ULTIMO AGGIORNAMENTO 13:37

“Un antidemocratico, illiberale e autoritario”. Intervistato da ‘Repubblica, il segretario generale della Cgil, Susanna Camusso, definisce così Sergio Marchionne.

Commentando l’accordo separato alla Fiat-Chrysler raggiunto alla vigilia di Natale, la donna al vertice del più grosso sindacato italiano tuona in maniera dura contro la politica adottata dal Lingotto. “Non si può concordare l’esclusione di un sindacato“, dichiara la Camusso, la quale se la prende poi con Cisl e Uil che “si sono trasformate in sindacati aziendalisti che propagano la posizione della Fiat”. Quanto a Confindustria, “o fa sentire la sua autorevolezza nel sistema delle imprese oppure prevarranno le regole della giungla – avverte la sindacalista – non può limitarsi a guardare perché è in atto un’offensiva pure nei suoi confronti”.

A detta del leader Cgil, l’esclusione della Fiom da Mirafiori “significa il ritorno agli anni Cinquanta. Allora c’erano i reparti confino, oggi c’è l’esclusione della rappresentanza sindacale. L’idea, tuttavia, è esattamente la stessa. E cioè quella di costruire un sindacato non aziendale bensì aziendalista il cui unico scopo è quello di propagare le posizioni dell’impresa”.

“Penso che il tratto distintivo di quell’accordo sia il suo essere anti-democratico – sottolinea la Camusso – Direi che Marchionne è un anti-democratico e illiberale. Il tema vero è questo. Aggiungo che non può esserci un modello partecipativo che si fondi sull’impedimento della libertà sindacale“.

Al cronista che gli chiede il motivo per cui la Fiom non ha firmato, magari “turandosi il naso”, la sindacalista risponde: “È difficile applicare il principio del voto con il naso turato nelle trattative sindacali. La Fiom, possibilmente con la Cgil, dovrà aprire una discussione su questa sconfitta. Perché, l’ho già detto, un sindacato non può limitarsi all’opposizione altrimenti rinuncia alla tutela concreta dei lavoratori”.

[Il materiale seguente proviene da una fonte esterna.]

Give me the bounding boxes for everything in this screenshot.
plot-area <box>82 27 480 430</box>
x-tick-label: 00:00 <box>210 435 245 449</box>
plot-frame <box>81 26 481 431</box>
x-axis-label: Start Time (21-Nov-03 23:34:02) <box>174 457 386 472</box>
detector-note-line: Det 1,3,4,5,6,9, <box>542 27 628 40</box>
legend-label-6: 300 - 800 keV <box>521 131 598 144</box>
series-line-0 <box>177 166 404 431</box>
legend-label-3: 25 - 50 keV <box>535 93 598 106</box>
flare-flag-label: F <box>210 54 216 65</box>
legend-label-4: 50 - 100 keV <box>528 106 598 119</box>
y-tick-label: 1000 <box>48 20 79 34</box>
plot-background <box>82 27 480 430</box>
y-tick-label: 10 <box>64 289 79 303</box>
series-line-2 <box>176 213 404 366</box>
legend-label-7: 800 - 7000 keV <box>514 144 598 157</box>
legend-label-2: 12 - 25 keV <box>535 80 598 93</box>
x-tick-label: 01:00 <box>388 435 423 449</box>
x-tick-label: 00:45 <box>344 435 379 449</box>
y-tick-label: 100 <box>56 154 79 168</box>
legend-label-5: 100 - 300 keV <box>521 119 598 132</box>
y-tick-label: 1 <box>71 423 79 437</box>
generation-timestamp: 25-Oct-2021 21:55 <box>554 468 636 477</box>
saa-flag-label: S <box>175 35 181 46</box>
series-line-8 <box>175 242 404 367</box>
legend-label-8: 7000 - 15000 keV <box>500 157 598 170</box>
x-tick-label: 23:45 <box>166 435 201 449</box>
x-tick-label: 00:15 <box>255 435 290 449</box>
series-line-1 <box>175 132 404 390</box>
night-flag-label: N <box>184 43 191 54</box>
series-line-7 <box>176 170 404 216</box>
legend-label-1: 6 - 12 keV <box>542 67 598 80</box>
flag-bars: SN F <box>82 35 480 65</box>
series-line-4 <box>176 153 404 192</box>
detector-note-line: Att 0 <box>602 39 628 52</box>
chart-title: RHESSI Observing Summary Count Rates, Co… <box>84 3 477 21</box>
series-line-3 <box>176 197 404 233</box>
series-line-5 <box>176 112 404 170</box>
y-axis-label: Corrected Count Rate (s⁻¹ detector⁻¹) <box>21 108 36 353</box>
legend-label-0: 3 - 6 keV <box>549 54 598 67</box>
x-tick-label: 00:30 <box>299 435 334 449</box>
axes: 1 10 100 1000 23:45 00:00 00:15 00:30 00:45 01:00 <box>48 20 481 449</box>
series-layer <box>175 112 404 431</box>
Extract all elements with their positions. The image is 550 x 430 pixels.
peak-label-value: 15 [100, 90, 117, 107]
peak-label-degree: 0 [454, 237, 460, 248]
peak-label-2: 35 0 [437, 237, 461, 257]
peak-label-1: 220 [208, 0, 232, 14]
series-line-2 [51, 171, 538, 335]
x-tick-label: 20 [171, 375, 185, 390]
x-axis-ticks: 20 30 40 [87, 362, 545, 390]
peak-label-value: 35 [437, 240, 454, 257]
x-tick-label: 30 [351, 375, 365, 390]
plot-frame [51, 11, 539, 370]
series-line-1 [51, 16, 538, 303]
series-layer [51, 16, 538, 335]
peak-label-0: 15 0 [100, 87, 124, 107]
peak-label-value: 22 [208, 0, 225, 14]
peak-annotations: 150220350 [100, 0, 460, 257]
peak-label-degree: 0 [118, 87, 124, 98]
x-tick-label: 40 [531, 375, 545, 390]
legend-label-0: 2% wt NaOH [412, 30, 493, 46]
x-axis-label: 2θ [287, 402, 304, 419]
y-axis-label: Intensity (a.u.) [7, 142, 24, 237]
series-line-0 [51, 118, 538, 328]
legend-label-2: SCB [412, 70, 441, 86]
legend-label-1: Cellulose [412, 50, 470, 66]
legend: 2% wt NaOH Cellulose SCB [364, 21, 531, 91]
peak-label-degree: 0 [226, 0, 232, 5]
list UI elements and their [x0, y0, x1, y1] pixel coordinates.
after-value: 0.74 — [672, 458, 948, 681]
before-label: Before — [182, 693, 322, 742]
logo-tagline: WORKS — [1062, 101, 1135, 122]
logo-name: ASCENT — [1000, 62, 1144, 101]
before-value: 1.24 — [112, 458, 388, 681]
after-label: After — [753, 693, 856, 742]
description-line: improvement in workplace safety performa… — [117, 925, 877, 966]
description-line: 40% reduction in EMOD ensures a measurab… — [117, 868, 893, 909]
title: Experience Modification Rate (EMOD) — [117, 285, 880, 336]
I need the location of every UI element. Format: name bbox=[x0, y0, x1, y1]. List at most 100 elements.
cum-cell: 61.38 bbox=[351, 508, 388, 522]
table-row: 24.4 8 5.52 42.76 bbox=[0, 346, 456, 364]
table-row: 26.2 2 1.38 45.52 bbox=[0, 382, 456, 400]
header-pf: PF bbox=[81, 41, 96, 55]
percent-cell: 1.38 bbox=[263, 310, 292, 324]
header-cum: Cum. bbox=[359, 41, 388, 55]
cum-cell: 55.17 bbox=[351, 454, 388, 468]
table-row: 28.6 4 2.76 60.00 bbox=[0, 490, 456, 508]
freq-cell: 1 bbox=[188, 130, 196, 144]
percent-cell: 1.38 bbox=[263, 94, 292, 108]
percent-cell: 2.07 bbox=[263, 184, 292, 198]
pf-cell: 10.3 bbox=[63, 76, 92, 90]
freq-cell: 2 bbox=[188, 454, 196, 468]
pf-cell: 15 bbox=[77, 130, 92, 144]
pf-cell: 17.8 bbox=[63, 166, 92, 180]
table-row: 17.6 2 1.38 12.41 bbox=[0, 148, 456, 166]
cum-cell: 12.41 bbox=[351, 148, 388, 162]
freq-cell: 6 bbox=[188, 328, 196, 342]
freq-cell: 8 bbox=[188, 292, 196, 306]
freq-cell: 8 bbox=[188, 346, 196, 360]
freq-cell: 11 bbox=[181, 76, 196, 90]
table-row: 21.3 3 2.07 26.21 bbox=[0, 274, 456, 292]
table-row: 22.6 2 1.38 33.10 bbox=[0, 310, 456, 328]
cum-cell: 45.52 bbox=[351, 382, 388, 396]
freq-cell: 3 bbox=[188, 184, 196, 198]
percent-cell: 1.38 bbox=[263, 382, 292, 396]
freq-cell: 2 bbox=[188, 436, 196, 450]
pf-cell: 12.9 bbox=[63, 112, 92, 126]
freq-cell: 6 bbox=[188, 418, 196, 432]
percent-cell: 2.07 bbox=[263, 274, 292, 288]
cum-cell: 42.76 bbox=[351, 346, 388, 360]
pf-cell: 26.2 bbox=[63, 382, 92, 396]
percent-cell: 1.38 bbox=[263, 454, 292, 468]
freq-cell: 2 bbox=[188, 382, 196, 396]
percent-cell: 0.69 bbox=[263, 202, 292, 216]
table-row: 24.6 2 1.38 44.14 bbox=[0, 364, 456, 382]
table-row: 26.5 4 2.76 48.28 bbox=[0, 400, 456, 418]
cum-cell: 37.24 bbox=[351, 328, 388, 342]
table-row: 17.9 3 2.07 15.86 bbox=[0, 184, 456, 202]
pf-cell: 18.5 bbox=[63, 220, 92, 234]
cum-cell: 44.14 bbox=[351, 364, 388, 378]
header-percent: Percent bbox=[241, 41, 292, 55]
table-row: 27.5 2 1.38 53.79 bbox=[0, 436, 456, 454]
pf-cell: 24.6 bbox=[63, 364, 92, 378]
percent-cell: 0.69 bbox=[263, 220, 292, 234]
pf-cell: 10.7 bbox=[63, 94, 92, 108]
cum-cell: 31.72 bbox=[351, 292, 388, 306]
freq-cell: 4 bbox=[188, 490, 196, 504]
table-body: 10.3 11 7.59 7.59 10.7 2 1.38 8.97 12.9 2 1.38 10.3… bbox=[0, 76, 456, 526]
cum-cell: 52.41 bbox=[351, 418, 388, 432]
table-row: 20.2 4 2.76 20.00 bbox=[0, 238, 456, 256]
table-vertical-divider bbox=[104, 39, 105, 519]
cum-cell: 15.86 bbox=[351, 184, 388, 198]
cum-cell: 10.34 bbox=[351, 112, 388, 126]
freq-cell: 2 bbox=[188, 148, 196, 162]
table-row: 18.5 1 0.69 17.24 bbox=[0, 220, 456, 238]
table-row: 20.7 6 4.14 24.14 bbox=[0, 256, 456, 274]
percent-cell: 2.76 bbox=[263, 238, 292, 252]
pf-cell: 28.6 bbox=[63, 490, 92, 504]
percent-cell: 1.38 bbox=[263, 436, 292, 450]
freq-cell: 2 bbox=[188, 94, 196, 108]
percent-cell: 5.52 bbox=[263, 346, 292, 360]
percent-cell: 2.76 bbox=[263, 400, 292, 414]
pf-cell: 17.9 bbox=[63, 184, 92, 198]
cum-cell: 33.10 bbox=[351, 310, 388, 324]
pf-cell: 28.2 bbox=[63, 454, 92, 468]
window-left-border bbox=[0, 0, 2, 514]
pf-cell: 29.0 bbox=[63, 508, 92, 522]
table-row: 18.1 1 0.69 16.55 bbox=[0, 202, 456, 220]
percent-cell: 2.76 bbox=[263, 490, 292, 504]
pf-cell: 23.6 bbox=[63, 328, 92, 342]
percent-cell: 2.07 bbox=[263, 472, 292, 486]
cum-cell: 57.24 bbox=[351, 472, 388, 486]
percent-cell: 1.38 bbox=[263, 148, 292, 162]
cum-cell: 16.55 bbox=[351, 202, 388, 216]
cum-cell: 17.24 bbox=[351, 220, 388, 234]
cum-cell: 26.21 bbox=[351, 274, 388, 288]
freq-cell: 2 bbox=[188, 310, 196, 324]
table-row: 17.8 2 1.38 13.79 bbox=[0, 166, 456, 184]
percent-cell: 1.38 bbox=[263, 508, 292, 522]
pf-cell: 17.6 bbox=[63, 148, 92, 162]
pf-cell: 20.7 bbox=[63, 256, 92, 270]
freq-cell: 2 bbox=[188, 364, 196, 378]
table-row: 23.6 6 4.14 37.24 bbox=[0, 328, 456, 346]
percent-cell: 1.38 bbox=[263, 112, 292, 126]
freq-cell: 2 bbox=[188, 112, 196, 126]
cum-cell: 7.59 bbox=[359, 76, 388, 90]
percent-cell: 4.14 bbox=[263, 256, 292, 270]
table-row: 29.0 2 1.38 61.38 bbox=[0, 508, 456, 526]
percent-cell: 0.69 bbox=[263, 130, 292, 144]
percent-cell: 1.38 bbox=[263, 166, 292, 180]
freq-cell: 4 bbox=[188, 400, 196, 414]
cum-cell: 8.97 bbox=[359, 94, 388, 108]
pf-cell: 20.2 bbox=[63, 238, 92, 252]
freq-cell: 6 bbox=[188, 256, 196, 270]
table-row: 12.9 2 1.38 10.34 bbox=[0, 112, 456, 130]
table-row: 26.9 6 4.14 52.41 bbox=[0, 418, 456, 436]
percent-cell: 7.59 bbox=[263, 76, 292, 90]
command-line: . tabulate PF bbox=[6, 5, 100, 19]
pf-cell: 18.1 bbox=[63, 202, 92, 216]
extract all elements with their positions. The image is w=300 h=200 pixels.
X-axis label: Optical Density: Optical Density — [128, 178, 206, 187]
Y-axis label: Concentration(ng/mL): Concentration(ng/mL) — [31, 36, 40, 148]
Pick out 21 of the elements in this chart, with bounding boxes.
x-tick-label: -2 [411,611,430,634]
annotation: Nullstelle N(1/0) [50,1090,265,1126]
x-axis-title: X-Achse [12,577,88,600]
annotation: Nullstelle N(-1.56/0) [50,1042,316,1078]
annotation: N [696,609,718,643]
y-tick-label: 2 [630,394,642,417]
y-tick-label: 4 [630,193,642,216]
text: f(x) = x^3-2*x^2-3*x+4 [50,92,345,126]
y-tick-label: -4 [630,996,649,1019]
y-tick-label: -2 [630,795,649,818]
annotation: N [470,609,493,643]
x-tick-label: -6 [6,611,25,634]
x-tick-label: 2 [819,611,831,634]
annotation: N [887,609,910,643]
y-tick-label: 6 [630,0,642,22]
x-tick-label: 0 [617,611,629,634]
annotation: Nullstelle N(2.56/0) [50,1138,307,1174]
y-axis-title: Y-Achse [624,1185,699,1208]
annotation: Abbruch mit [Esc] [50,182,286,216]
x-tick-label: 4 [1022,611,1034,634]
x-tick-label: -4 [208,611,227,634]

La Camusso fa autocritica: “Quando c’è una sconfitta non possono non essere stati commessi degli errori. Nessuna grande sconfitta è solo figlia della controparte. Ce l’ha insegnato Di Vittorio: se anche ci fosse una responsabilità in percentuale minima, su quella ci si deve interrogare”.

La proposta contenuta nell’accordo per Mirafiori “è poco rispettosa della fatica del lavoro – conclude la donna succeduta a Guglielmo Epifani alla guida della Cgil – Non si può applicare ai lavoratori la cosiddetta “clausola di responsabilità”, secondo la quale non è possibile opporsi all’intesa e scioperare anche se le condizioni di lavoro diventano insopportabili. Una clausola di quel tipo possono sceglierla sindacati e imprese ma non possono subirla i lavoratori”.